Aber er gefällt einem nicht und man weiß auch ziemlich genau, warum das so ist. Das ist dort weder das Berlin der letzten Kriegsjahre, völlig fremd ist einem diese Stadt, die auch nicht nach Deutschland aussieht oder atmet. Und die Emotion, die der Film doch hervorrufen will, dazu hat ihn ja der französische Regisseur Vincent Pérez, ansonsten Schauspieler, gedreht, die Emotion, die stellt sich einfach nicht ein.

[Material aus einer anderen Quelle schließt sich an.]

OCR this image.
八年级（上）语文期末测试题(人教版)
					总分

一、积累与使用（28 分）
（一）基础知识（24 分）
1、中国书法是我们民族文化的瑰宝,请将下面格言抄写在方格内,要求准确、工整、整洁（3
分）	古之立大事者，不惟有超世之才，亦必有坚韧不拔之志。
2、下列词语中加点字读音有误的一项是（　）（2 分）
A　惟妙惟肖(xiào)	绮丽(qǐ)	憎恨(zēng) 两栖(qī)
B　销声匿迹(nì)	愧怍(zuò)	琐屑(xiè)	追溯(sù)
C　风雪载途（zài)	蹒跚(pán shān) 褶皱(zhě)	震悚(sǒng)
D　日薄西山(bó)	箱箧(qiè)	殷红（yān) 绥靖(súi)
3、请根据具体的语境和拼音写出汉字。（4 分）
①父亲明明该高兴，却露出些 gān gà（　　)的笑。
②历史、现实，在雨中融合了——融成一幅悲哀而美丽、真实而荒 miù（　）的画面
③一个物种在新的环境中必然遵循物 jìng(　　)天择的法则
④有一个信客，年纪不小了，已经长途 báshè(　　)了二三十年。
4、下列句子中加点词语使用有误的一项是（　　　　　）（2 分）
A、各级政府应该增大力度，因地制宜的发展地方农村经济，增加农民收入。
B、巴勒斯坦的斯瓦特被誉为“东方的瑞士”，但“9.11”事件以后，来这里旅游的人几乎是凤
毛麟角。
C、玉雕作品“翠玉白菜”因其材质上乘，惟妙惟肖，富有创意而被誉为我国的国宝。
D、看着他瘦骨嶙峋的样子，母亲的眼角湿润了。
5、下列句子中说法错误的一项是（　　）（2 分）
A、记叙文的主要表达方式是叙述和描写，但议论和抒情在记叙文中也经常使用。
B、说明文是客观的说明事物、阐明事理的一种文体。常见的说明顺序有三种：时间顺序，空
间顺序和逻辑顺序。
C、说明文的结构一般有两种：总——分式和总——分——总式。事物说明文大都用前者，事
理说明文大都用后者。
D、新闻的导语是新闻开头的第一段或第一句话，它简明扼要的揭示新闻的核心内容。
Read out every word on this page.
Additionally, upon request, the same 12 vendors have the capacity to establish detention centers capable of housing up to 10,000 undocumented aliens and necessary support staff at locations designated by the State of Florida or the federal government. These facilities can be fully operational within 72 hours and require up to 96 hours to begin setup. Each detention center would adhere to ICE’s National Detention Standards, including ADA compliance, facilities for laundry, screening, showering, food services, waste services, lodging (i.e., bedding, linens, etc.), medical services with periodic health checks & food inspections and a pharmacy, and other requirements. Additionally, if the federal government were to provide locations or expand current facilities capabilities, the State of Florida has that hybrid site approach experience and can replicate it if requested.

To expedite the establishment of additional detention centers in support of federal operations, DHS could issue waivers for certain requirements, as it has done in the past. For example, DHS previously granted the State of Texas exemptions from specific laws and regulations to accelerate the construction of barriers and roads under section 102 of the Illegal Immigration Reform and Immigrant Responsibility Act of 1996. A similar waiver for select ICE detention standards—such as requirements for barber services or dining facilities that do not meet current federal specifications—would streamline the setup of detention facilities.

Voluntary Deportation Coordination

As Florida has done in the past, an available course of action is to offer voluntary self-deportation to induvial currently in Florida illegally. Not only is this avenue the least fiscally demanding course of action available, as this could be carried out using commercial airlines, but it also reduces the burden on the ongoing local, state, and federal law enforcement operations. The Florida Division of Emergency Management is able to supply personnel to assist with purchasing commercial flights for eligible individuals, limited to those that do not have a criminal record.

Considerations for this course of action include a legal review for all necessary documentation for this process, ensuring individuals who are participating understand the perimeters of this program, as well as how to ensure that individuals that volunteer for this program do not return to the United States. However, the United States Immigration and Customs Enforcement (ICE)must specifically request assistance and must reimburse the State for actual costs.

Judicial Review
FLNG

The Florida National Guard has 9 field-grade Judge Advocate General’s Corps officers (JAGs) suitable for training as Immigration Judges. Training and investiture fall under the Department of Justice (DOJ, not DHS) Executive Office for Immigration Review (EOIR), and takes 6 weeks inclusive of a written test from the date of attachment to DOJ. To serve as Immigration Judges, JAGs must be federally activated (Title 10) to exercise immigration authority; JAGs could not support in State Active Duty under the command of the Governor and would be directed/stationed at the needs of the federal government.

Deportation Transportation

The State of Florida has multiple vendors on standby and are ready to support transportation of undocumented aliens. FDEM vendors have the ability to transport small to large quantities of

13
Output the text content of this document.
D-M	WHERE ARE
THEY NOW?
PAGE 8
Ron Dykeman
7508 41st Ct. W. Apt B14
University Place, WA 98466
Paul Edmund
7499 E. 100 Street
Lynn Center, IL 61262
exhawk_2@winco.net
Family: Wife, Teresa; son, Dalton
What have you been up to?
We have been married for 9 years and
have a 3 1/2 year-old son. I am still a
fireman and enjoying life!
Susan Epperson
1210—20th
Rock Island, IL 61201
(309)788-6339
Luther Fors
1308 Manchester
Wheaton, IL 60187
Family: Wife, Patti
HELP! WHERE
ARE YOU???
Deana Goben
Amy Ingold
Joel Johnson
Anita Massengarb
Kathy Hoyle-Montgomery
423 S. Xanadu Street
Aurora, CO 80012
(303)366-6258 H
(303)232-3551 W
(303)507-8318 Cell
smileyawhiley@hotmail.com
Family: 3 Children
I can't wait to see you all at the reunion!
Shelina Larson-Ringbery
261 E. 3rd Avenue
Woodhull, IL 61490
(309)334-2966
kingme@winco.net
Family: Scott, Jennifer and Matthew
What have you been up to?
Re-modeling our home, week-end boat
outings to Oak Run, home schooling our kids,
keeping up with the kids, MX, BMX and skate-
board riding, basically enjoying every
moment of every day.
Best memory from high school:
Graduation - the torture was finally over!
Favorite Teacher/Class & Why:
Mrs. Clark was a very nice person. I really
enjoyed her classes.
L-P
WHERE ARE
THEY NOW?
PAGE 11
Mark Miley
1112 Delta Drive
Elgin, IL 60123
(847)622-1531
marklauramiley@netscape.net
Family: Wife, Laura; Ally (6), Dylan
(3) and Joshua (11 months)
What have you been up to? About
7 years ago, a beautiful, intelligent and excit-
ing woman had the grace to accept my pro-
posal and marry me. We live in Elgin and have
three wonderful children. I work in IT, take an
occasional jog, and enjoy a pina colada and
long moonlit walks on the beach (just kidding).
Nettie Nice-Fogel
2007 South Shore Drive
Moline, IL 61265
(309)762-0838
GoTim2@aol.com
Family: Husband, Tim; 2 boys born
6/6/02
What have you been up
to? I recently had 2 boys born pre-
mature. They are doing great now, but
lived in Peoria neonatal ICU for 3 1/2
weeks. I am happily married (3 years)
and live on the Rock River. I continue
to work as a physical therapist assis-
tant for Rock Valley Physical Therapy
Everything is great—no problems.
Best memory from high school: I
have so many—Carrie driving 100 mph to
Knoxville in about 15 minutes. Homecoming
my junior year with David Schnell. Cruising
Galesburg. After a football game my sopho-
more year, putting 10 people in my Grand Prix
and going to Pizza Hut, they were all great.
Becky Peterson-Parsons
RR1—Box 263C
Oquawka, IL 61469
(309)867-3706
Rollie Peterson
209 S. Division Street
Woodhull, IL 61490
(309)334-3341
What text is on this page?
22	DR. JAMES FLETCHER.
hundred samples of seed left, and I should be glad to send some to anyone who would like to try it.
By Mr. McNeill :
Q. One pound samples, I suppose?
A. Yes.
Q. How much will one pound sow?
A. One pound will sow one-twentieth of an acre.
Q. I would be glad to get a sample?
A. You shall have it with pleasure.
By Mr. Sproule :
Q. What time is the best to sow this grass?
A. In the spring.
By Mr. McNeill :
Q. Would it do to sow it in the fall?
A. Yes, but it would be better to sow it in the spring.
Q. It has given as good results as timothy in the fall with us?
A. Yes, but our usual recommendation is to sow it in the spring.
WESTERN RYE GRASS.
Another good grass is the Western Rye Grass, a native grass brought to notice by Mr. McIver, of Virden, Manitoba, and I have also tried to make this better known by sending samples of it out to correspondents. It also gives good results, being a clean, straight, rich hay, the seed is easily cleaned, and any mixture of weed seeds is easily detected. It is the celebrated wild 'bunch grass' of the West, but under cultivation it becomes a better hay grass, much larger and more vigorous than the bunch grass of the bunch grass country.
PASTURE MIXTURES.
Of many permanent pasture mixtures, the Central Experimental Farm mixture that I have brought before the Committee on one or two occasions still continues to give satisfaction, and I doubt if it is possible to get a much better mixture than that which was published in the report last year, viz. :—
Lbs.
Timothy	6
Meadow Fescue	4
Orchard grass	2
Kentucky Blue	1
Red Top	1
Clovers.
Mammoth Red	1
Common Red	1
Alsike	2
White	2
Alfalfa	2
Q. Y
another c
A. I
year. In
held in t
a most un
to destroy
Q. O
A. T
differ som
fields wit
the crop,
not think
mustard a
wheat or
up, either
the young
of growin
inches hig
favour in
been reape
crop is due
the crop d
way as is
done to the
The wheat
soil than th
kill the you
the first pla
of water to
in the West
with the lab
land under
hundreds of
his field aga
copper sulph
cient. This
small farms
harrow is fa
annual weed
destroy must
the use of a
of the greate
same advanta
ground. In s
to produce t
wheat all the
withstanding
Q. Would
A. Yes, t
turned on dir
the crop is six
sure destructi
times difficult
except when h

Die Geschichte, die schon zweimal verfilmt wurde, auch im Fernsehen gezeigt wurde, und von Fallada nach der Wirklichkeit geschrieben wurde, aufgrund von Naziakten, geht so: Ein unscheinbares und regimeneutrales,insgesamt angepaßtes Ehepaar, die typischen Mitläufer im Dritten Reich der Nationalsozialisten und auch die typischen Vertreter der Arbeiterschicht/ des Kleinbürgertums erlebt seinen Schicksalsschlag. Der Sohn ist an der Front gefallen. Es sind die Eheleute Anna (Emma Thompson) und Otto Hampel (Brendan Gleeson), im Film Quangel genannt, die erst jetzt aufwachen und sich erst jetzt auch gegenseitig ihre Abneigung gegen das Naziregime zugeben. Die ziemlich totgelaufene Ehe erhält neuen Schwung. Der Tod des Sohnes hat verschüttete Gefühle beider wieder lebendig gemacht und vor allem haben sie auf einmal eine gemeinsame Aufgabe.
Erst ist es der Ehemann, der auf Postkarten vom Ende des Nazireiches, vom verlorenen Krieg, vom Verheizen der Jugend kündet und diese Postkarten systematisch in der Stadt verteilt. Dann beteiligt sich seine Frau und es wird gemeinsame Sache. Parallel haben wir mit Kommissar Escherich (Daniel Brühl) den Karrieristen und Obernazi vor uns, der für die Aufklärung, wer für die Postkarten verantwortlich ist, zuständig ist und sehr akribisch die Spuren verfolgt. Er bleibt insofern eine interessante Figur, weil er selbst von seinen Vorgesetzten dransaliert und zusammengeschlagen wird, aber daraus nur schlußfolgert, nach unten zu treten. Nach zwei Jahren bleibt das Ehepaar für ihn als Schuldige übrig und werden von ihm überführt. Aber er ist längst innerlich ausgestiegen und wirft die Postkarten - 285 haben die Quangels unter die Leute gebracht - am Ende aus dem Fenster, woraufhin sie überall hinwehen...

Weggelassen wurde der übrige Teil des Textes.